Abbassai lo sguardo, fissando il pavimento di pietra sotto i miei piedi. Ogni singola pietra sembrava più reale, più concreta, rispetto a quella rivelazione che mi aveva appena sconvolta. Mi sentivo come se stessi per cadere, come se il mondo stesse scivolando via da sotto di me. Poi, con un respiro tremante, raccolsi la forza per guardarlo negli occhi.

«Capisco...» mormorai, anche se in realtà non capivo nulla. «Mi dispiace che tu abbia dovuto portare questo peso da solo, tutto questo tempo.» Era un peso che ora condividevamo, anche se in modi così diversi. La mia mente tornò a Demon, al bambino che stava crescendo dentro di me, e alla promessa che gli avevo fatto nella lettera.

Salvador si avvicinò, la sua mano sfiorò la mia guancia con una dolcezza che non avevo mai visto in lui prima. «Non devi preoccuparti,» disse con voce calma. «Siamo ancora giovani, e possiamo trovare un modo per essere felici insieme. Forse il destino ha scelto un percorso diverso per noi, ma questo non significa che dobbiamo essere infelici.»

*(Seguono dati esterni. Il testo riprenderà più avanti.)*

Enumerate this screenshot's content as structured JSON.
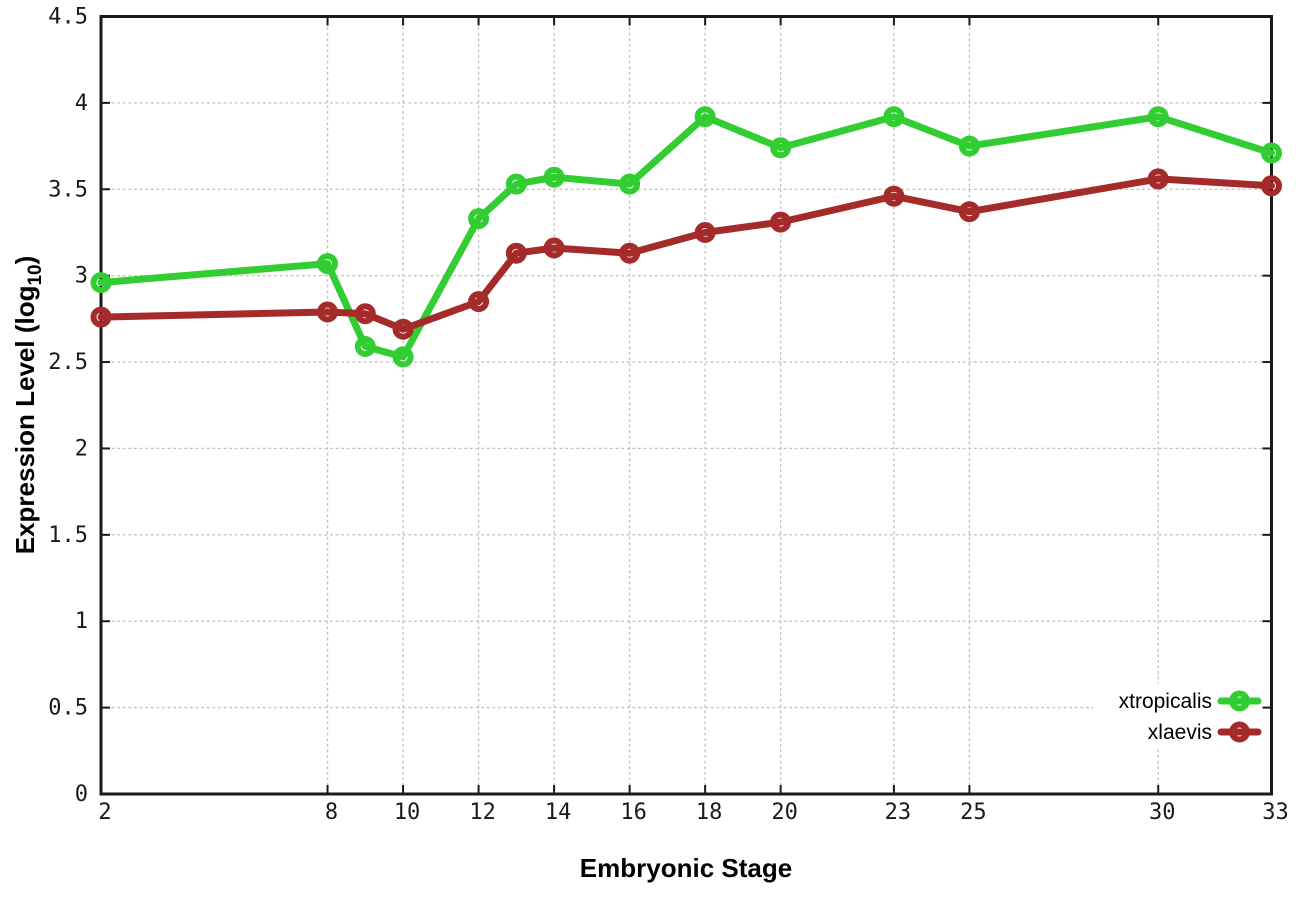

Quelle parole erano un balsamo sulle ferite del mio cuore, ma sapevo che erano solo un’illusione. Sapevo che il mio cuore apparteneva a qualcun altro, a un amore proibito che non potevo mai confessare. Mi allontanai leggermente dal suo tocco, come se fosse troppo caldo, troppo vicino, troppo reale. «Forse hai ragione,» risposi con un sorriso forzato, mentre il mio cuore batteva più forte, sussurrando il nome di Demon, ancora e ancora, come un’eco incessante.

Ci fu un lungo silenzio tra noi, e nella mia mente continuava a riecheggiare quella parola: "sterile". Era un segreto che avrebbe cambiato tutto, un segreto che mi dava una possibilità, una piccola speranza che il mio bambino potesse crescere in questo mondo senza essere scoperto. Eppure, sentivo il peso della menzogna, la colpa che stava iniziando a crescere dentro di me, come un veleno.

Salvador mi prese la mano, e la sua stretta era ferma, rassicurante. «Andrà tutto bene, Francesca. Ti prometto che farò di tutto per renderti felice.»

Annuì, anche se dentro di me sapevo che la felicità era un lusso che non potevo permettermi. «Sì, certo...» risposi debolmente, mentre il peso del nostro futuro si posava sulle mie spalle, soffocando ogni speranza di essere libera.